Mr Harding uses the Bible to support his calculations arguing that the book predicted judgment day to be exactly 7,000 years after another judgment day that happened in 4990BC, commonly referred to as Noah’s floods.
Then, according to the Bible, heavens unleashed a flood that killed everyone except Noah, his wife, and six children. The eight, together with carefully selected animals, were saved by Noah’s carpentry, a mighty ark that defied the killer floods.
According to Mr Harding and his followers, heavens have lined up a similar destruction on May 21, only this time the heavens shall pour fire and brimstone instead of water.
But a large section of the Kenyan church use the same book to fault Mr Harding’s doomsday calculator, arguing that not even the holiest of holies can precisely predict judgment day.
“That is nonsense, are they saying that we should not plan for June?” asks Fr Dominic Wamugunda, a Catholic priest in Nairobi.
The billboards, he says, are yet another example of how commercialised churches have become. The scramble for the Kenyan soul, he says, just climbed a notch higher, as churches pull all tricks to lure in more followers.

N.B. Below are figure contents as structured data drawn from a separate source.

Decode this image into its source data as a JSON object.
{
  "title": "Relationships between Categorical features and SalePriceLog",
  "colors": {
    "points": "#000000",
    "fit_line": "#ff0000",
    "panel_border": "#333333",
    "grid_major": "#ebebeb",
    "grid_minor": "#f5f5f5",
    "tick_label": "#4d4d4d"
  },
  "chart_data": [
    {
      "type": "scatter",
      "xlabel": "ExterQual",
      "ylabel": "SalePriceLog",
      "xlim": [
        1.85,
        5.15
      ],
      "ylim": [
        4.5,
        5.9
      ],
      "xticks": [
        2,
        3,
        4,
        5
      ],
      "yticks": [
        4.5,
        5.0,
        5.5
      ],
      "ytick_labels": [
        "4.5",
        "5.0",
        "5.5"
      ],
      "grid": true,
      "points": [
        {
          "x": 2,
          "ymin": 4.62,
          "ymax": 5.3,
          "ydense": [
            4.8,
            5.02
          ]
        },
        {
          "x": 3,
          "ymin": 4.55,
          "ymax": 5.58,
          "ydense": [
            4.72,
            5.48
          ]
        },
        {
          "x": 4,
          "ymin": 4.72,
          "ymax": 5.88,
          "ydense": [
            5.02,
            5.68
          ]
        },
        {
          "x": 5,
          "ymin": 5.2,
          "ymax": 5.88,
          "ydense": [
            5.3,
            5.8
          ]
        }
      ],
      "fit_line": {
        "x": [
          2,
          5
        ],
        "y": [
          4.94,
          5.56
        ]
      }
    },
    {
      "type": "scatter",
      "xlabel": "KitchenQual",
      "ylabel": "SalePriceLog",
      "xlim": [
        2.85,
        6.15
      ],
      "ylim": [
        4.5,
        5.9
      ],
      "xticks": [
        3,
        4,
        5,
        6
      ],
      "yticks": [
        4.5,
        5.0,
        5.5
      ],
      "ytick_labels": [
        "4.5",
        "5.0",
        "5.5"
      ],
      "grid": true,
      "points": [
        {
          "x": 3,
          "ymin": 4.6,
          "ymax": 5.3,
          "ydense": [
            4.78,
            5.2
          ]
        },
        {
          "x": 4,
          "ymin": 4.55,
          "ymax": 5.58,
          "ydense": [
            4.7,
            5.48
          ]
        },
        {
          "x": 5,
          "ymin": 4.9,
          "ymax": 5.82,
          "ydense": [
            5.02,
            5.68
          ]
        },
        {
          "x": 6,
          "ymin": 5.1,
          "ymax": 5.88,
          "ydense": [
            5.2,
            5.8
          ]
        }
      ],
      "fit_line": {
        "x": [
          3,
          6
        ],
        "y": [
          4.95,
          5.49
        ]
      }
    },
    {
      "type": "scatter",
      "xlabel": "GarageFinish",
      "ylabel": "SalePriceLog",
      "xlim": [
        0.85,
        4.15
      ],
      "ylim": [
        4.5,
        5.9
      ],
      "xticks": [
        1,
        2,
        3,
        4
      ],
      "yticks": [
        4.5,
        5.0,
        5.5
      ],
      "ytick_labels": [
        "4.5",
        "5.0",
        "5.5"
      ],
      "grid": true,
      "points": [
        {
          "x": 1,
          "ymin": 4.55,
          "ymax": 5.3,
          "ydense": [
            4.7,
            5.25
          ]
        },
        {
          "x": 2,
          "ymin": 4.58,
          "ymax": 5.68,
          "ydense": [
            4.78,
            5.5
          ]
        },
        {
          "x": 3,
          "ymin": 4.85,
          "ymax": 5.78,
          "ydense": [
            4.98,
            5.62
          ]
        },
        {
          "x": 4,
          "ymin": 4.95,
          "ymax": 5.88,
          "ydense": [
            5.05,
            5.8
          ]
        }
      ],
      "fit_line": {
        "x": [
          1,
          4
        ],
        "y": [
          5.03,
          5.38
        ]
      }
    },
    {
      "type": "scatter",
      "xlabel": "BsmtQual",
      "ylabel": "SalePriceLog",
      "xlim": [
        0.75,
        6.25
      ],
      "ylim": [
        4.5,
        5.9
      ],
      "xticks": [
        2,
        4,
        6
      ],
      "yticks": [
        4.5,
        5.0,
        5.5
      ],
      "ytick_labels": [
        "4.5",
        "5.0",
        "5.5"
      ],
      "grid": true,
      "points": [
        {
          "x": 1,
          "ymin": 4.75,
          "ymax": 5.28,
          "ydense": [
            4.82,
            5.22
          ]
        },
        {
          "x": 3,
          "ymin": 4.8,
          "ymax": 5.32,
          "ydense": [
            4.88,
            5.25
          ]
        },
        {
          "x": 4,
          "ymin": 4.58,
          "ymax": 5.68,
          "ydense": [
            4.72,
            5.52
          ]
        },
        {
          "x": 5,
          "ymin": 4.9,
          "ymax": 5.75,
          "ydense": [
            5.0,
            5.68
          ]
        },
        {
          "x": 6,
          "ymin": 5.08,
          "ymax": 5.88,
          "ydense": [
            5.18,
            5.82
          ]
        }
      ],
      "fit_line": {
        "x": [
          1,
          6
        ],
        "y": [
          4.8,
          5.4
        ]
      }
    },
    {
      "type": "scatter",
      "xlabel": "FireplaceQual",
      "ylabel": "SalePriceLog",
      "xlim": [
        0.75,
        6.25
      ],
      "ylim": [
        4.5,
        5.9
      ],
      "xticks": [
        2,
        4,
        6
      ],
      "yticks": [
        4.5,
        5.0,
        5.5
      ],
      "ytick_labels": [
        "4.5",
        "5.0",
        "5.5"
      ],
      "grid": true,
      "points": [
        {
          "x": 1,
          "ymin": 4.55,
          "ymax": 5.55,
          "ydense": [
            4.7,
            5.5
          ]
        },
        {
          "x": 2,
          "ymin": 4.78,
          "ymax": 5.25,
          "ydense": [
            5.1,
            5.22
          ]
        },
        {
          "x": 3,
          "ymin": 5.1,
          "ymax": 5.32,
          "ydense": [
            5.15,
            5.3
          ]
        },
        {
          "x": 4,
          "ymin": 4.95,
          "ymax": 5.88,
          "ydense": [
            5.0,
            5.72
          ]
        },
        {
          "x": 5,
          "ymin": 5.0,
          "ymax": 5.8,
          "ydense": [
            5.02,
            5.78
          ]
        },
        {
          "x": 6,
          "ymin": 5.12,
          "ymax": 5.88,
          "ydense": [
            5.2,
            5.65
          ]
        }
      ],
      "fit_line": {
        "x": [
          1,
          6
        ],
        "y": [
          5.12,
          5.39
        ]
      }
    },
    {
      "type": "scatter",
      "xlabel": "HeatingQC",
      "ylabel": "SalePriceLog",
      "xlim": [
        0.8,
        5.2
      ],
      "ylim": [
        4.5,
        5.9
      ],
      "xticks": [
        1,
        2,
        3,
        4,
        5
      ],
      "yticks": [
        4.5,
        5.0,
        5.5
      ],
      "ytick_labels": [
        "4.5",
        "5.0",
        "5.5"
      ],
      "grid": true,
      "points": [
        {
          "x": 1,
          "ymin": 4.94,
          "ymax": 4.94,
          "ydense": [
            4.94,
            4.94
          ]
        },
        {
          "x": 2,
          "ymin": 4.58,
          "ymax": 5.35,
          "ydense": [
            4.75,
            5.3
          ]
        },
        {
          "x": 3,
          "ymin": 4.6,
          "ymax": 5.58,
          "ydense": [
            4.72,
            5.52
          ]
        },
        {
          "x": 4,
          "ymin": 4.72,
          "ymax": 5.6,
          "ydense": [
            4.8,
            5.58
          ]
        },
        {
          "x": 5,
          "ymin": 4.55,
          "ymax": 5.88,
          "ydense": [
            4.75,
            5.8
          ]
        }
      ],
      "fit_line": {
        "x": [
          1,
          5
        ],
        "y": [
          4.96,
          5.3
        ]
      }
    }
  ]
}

But what the priest dismisses as nonsense might easily ignite frantic doomsday preparations in some sections of sub-Saharan Africa, including Kenya, a region where half the Christians believe judgment day is always around the corner.
The latest study by Pew Forum on religion and public life says sub-Saharan countries, including Kenya, are among the most religious in the world. Three in every 10 of them believe in divine revelations sent from heaven.
The study placed Kenya at number 11 in Africa, and 16 in the world in terms of religious fervour.
Five years ago, a similar doomsday gospel led to a mad scramble for caves and underground bunkers in Kinangop, near Naivasha.
Convinced that the world was coming to an end, scores of poor villagers pulled their children out of school, sold off dusty patches of land and burrowed into the earth, ostensibly to escape an impending torrent of fire and brimstone.